Tra i danni principali che la mancanza del riposo notturno determina ci sono anche quelli all’apprendimento: una persona privata del sonno ha maggiori difficoltà a focalizzare l’attenzione in modo corretto e, quindi, non riesce ad apprendere in modo efficace. “Il sonno gioca un ruolo anche nel consolidamento della memoria, il processo che permette di integrare nuove informazioni con quelle già presenti nel cervello, stabilizzando e rafforzando i nuovi ricordi. Tale consolidamento, che svolge un ruolo essenziale anche per l'apprendimento, è diretto dalle cosiddette oscillazioni cerebrali lente, che rappresentano l'attività elettrica tipica delle fasi di sonno profondo”, continua la direttrice del Cnr-In. “Studi di risonanza magnetica funzionale dimostrano che, dopo una notte di totale privazione, due notti consecutive di sonno permettono il recupero della connettività ippocampale, ma non sono sufficienti a ristabilire i deficit di memoria episodica”.
La scarsità di sonno può favorire inoltre lo sviluppo di patologie neurologiche come la demenza, che colpisce un numero sempre maggiore di persone, anche a causa dell’allungamento della vita media. “Negli ultimi anni si è scoperto che, durante la fase del sonno non Rem, il cervello può eliminare composti che altrimenti si accumulerebbero nel parenchima, il tessuto dell'organo costituito dalle cellule che conferiscono le caratteristiche strutturali e funzionali. Questo è il caso della proteina Beta-amiloide, implicata nella malattia di Alzheimer e in altri disturbi cerebrali, che aumenta nel cervello di roditori sottoposti a deprivazione di sonno. Il dato è confermato anche sugli umani”, aggiunge Matteoli, che ricorda uno studio scientifico: “L’Università di Berkeley ha analizzato un gruppo di 101 adulti sani del Berkeley Aging Cohort Study per determinare se il sonno frammentato, durante la mezza età, potesse essere collegato a un più rapido accumulo di Beta-amiloide e proteina Tau. Utilizzando la polisonnografia, questionari retrospettivi e Pet specifica per Tau e Beta amiloide, i ricercatori hanno dimostrato che, nell’arco di diversi anni, lo scarso sonno si correla a una maggiore presenza di placche di Beta-amiloide e grovigli di proteina Tau”.

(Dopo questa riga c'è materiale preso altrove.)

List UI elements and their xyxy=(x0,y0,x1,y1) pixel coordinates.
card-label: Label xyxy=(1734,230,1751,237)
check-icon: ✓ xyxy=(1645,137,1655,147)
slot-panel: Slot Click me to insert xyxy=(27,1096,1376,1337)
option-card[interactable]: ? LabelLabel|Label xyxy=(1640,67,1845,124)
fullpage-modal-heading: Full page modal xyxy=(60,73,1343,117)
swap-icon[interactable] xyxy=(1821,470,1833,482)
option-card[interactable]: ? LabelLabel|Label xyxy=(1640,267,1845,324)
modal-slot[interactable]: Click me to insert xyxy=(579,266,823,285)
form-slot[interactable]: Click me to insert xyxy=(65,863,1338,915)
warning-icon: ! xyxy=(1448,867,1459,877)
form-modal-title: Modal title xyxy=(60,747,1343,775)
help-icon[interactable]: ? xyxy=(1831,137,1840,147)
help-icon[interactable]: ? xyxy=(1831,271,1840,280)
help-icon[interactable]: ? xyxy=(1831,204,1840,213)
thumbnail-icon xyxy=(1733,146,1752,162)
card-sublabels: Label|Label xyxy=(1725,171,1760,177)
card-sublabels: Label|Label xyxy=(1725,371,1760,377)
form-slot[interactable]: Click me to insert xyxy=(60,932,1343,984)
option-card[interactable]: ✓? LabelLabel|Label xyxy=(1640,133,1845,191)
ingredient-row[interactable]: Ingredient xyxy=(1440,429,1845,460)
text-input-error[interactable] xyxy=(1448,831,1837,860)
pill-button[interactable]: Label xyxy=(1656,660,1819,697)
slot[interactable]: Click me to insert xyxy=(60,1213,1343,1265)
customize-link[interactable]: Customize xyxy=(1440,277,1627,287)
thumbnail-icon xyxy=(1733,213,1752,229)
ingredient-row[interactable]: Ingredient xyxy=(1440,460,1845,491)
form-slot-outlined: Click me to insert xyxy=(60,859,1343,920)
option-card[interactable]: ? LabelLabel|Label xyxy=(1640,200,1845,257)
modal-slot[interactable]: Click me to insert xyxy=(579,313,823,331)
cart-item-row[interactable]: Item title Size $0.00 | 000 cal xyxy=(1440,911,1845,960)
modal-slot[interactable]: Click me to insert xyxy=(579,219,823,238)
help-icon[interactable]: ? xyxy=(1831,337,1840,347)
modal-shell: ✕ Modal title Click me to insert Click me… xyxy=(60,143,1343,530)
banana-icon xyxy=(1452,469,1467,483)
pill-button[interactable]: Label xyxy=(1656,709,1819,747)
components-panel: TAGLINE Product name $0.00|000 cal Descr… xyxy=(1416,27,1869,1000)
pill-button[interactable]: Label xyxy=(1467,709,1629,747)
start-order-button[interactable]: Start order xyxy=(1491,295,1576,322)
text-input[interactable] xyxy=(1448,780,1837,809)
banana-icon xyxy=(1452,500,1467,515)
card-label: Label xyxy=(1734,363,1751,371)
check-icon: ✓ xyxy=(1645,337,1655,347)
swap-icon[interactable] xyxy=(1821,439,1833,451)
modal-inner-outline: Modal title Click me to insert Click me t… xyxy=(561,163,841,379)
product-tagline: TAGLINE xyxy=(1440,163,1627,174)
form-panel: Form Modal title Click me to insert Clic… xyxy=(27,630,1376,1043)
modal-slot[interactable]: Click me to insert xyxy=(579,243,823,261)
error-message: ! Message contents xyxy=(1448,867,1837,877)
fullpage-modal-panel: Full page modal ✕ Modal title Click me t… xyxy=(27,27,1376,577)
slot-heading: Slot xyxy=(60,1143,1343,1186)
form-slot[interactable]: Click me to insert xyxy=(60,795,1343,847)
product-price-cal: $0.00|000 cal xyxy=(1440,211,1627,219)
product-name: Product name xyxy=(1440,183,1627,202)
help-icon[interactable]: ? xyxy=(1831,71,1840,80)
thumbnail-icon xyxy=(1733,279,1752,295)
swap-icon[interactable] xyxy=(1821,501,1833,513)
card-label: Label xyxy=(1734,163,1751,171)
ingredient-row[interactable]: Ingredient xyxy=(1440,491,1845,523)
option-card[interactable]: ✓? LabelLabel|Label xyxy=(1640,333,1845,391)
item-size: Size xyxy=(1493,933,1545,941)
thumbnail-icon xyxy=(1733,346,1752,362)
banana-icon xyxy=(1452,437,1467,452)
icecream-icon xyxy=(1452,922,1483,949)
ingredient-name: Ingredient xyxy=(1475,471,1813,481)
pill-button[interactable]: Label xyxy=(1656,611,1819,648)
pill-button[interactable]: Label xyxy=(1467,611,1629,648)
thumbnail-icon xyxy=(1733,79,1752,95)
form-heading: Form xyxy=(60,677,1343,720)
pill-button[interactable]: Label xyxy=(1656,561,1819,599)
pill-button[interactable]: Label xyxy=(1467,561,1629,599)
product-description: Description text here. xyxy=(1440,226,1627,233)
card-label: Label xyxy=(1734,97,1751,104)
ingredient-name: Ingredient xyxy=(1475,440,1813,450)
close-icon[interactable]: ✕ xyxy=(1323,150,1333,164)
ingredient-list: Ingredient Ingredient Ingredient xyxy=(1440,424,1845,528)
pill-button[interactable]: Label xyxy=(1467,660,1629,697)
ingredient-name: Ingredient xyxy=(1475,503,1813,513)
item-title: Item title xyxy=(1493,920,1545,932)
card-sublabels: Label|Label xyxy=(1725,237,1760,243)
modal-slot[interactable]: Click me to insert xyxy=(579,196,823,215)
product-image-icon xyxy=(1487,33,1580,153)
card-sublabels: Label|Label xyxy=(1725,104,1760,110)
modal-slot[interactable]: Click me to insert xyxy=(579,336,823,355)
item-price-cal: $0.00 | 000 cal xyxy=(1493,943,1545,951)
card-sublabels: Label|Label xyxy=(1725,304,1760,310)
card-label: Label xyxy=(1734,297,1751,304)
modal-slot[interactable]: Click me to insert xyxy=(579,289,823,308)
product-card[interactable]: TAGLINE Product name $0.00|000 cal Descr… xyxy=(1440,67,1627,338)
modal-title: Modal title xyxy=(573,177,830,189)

Si tratta indubbiamente di risultati importanti ma, come conclude la ricercatrice: “Sono necessarie ricerche su un numero maggiore di soggetti per esplorare le relazioni tra l'attività del sonno e l'accumulo di proteine tossiche nel cervello. Tuttavia, la misurazione della qualità del sonno, attraverso dispositivi indossabili e non invasivi, potrebbe essere utile per allertare sul possibile accumulo anomalo di proteine nel cervello prima che si sviluppi il declino cognitivo”.